Глава XII


Наступил долгожданный день — первое июня. Через несколько часов в кафедральном соборе Рагза состоится торжественное венчание. Мои опасения после аудиенции у губернатора немножко утихли.

Я поднялся очень рано, но Марк меня опередил. Я еще не окончил свой туалет, когда он позвонил, уже одетый с иголочки. Счастливый жених в свадебном фраке сиял, как летнее солнышко. Даже легкое облачко не омрачало его улыбающейся физиономии. Я крепко прижал к сердцу своего милого мальчика и расцеловал.

— Мира просила зайти за тобой,— сказал он.

— Очень предусмотрительно! — рассмеялся я.— Ну ладно, скажи ей, что если я не опоздал на аудиенцию к губернатору, то уж не опоздаю и в кафедральный собор! Вчера я сверил свои часы с городскими на ратушной башне. Но и ты, мой милый, не заставляй себя долго ждать! Как ты догадываешься, твое присутствие тоже необходимо, без тебя ведь не начнут!

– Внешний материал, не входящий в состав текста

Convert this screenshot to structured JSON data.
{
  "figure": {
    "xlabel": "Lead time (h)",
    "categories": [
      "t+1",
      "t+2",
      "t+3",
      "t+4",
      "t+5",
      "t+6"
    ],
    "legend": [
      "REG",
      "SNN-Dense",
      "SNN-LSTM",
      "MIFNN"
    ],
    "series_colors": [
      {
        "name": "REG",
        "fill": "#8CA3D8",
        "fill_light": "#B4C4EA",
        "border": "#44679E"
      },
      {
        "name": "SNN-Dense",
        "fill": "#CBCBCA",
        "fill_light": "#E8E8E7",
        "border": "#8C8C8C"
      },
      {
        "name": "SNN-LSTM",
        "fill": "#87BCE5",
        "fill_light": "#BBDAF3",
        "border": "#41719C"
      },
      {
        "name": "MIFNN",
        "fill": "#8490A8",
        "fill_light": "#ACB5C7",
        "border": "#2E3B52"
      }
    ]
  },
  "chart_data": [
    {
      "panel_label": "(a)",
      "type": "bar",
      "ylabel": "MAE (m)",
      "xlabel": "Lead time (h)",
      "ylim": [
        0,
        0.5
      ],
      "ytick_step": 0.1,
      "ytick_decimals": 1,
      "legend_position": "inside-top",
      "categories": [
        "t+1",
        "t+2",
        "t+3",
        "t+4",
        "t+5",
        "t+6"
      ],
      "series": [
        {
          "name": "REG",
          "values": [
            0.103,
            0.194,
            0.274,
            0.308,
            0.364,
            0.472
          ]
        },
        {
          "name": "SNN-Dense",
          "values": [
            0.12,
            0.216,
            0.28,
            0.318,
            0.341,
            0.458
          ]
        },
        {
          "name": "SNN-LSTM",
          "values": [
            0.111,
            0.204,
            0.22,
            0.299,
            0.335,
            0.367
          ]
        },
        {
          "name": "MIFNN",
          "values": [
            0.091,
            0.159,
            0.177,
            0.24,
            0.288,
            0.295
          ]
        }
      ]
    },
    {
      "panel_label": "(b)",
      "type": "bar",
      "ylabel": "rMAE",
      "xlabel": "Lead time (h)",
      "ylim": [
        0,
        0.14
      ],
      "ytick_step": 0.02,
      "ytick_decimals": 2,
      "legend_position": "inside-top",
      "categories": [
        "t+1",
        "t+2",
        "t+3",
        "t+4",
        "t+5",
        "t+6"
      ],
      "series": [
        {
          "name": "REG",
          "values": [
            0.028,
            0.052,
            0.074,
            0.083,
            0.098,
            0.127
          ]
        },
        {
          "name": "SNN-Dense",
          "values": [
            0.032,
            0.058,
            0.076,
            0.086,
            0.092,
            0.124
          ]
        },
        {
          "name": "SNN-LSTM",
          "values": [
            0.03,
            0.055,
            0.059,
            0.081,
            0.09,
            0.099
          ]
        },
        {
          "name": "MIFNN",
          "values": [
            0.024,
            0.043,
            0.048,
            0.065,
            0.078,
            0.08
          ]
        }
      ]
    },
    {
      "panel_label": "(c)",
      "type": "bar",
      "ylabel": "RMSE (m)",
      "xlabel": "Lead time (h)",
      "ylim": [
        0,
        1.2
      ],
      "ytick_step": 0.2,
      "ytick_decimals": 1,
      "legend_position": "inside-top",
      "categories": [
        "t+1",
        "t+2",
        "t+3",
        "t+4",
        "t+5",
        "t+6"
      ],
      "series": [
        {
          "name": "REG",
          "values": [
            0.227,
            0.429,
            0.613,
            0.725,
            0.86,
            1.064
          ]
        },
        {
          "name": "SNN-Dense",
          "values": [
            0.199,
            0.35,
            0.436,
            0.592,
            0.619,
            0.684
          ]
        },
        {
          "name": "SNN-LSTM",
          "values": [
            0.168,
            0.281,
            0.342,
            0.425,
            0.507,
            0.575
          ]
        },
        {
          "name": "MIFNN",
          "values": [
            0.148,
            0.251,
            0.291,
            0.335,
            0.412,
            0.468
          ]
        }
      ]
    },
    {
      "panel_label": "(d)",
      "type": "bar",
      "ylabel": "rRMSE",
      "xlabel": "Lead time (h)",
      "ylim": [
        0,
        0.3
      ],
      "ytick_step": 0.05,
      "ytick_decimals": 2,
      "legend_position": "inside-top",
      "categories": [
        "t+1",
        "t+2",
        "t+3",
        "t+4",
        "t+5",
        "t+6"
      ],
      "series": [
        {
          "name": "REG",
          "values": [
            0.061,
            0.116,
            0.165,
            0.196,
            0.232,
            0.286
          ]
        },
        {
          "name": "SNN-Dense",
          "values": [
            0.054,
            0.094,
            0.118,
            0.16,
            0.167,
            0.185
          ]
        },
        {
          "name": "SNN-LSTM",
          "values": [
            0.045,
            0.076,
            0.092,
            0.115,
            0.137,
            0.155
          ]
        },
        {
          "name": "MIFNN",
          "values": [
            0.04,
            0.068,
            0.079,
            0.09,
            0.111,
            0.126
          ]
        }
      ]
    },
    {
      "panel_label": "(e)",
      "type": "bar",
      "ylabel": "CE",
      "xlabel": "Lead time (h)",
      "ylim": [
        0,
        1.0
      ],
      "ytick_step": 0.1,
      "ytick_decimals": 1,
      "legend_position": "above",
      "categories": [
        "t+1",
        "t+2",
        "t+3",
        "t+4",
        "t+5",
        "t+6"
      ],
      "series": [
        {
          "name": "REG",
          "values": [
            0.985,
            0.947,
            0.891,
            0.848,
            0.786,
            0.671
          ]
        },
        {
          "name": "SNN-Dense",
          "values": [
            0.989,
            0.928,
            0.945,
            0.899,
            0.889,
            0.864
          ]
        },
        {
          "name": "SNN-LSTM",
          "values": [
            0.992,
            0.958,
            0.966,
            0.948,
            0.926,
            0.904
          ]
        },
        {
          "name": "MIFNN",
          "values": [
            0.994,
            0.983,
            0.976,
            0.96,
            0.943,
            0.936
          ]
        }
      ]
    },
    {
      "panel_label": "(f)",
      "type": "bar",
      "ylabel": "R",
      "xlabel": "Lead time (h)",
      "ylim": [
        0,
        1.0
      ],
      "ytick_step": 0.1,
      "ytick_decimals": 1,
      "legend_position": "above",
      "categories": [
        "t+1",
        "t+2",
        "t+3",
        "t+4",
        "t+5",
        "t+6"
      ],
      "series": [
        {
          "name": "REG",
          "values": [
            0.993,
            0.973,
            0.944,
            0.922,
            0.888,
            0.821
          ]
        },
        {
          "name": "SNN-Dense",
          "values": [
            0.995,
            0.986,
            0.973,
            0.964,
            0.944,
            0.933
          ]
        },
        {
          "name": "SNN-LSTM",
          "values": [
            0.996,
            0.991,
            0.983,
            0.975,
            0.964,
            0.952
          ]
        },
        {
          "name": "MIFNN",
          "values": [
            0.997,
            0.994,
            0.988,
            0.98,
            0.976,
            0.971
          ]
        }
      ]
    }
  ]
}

Марк ушел, а я поспешил закончить свой туалет, хотя было только девять утра.

Все мы собрались в особняке. Чтобы подтвердить свою точность, я пришел значительно раньше назначенного времени — невеста мне мило улыбнулась! — и устроился в уголке гостиной.

Один за другим появлялись нарядные гости, которые накануне присутствовали на церемонии во дворце губернатора. Двое офицеров надели награды — кресты и медали, дополнившие великолепие парадной формы полка Военных Границ.

Мира Родерих — почему бы не назвать ее Мирой Видаль, ведь жениха и невесту уже соединил указ губернатора,— Мира в белоснежном муаровом платье с флердоранжем, с длинным шлейфом была ослепительна. На русой головке приколот свадебный венок, от него длинными складками ниспадала фата из прозрачного тюля. Венок был тот самый. Мира не пожелала другого.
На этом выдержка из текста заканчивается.